Sigmundur Gunnlaugsson, leader du Parti du Progrès et Bjarni Benediktsson, leader du Parti Independence, les deux vainqueurs du scrutin.
Sigmundur Gunnlaugsson, leader du Parti du Progrès et Bjarni Benediktsson, leader du Parti Independence, les deux vainqueurs du scrutin. - © AFP / HALLDOR KOLBEINS

En Islande, c'est l'opposition de centre-droit qui sort gagnante des élections législatives du week-end. Elle profite ainsi de l'impopularité de la coalition de gauche au pouvoir après quatre années de rigueur budgétaire. On est donc loin du mythe islandais qui brossait le portrait d'un pays qui avait tourné le dos au système économique et financier classique pour remettre la population et la démocratie participative en selle.

Si l'Islande se porte bien, c'est notamment en raison d'une politique d'austérité dont souffre la population. Avec pour conséquence, aujourd'hui, le retour au pouvoir des partis qui étaient pourtant aux commandes au moment de la crise.

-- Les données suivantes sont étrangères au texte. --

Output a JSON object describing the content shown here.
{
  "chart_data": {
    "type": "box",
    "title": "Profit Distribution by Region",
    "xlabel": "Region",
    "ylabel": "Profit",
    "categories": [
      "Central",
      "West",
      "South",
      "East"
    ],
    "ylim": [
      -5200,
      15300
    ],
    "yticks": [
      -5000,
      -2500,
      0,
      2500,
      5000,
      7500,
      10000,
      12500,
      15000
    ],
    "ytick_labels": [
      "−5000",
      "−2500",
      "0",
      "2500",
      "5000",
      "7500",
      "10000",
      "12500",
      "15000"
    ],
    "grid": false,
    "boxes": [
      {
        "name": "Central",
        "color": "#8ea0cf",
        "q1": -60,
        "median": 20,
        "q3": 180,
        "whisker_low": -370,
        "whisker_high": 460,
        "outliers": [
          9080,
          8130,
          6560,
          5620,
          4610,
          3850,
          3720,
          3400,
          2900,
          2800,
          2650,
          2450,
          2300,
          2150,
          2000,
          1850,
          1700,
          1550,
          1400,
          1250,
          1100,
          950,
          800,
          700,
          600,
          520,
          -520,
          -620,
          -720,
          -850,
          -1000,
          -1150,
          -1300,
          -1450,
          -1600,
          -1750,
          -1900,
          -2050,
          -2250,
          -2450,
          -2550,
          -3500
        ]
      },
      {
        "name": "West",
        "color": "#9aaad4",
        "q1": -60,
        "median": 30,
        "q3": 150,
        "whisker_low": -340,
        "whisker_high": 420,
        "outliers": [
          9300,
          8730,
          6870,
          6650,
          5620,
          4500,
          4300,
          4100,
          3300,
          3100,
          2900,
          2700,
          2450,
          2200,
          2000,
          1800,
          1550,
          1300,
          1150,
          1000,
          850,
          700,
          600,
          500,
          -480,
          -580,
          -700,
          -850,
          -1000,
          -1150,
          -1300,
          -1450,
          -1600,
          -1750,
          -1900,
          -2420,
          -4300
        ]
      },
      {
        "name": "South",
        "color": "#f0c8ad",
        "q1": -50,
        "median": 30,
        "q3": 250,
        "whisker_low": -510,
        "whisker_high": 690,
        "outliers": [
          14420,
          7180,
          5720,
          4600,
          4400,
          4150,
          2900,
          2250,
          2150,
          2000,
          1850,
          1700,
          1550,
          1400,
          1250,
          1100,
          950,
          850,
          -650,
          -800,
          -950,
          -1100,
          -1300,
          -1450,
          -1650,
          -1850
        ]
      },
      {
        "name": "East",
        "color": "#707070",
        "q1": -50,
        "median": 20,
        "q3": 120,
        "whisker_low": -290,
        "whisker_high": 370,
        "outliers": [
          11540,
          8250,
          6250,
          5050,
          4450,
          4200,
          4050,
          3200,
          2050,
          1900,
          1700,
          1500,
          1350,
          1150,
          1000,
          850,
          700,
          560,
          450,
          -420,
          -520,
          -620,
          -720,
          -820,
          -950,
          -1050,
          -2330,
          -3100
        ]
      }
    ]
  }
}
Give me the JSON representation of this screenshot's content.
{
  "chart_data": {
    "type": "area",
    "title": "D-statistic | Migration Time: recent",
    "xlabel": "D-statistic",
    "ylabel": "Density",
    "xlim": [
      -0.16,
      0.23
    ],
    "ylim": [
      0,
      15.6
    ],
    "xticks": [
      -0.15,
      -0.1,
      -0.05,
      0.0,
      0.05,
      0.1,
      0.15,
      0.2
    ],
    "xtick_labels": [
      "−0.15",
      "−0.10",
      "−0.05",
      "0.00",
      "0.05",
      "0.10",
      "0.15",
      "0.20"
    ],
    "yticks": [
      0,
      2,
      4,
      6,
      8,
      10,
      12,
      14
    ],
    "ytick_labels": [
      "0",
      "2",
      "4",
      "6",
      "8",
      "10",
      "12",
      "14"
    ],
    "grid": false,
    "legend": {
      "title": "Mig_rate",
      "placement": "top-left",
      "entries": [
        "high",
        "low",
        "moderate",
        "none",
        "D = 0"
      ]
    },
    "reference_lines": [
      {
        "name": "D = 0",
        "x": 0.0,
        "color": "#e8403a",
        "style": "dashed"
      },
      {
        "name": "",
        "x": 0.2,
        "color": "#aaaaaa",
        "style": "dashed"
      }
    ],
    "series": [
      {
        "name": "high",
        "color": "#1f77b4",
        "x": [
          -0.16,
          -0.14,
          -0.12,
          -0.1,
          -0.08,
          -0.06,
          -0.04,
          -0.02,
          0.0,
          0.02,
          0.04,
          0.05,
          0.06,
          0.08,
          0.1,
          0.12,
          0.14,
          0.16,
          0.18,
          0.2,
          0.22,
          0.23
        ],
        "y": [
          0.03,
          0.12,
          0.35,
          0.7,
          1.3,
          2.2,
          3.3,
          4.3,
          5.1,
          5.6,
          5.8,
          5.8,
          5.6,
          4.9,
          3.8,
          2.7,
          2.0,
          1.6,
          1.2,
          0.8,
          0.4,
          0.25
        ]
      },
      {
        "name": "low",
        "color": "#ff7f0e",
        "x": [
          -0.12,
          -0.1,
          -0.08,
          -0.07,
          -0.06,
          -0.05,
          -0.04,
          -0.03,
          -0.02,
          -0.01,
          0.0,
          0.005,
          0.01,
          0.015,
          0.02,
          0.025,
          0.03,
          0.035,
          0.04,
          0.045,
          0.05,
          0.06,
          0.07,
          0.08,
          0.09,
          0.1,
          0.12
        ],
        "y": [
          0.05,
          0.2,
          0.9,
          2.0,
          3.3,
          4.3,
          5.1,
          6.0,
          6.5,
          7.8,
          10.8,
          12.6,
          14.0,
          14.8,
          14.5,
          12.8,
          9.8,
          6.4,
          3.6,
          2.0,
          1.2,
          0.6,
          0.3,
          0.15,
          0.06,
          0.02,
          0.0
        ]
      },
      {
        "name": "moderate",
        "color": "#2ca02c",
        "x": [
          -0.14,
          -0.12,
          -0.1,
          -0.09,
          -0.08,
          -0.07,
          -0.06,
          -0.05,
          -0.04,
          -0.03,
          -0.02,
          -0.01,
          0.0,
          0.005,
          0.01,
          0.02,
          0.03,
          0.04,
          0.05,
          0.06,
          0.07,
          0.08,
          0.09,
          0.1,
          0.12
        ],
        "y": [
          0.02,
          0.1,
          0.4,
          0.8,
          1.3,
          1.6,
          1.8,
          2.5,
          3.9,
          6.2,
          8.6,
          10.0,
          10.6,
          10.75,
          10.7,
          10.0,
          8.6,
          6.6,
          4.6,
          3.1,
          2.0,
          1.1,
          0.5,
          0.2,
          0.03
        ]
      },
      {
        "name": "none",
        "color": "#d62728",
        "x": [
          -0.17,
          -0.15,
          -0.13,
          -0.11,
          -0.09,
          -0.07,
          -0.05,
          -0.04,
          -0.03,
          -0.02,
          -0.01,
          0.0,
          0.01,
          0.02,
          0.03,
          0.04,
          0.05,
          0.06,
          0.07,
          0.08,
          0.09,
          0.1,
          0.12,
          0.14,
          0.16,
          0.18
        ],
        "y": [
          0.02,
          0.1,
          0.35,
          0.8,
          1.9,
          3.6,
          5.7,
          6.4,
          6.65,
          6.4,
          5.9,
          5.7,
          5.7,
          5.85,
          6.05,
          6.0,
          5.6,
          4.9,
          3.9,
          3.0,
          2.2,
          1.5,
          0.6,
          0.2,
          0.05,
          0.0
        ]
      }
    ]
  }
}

Une situation complexe qui s’explique, selon Cyril Coulet, spécialiste des pays nordiques, par une grande rotation des nouveaux partis. "Il y a quelque chose de paradoxal au fait que les formations politiques qui ont été désignées pendant un temps comme les responsables de cette situation sont aujourd’hui les grands vainqueurs du scrutin. Mais on n’arrive pas, par ailleurs, à avoir une offre politique alternative sous la forme d’un parti qui s’inscrive dans la durée. Ces formations disparaissent pratiquement aussi vite qu’elles sont apparues. Et elles sont remplacées par de nouvelles formations qui, pour l’instant, sont aussi éphémères que celles qui les ont précédées". Cette situation met en lumière le fait qu’il est difficile de passer à un mouvement de protestation  structuré qui inscrit son action dans le temps.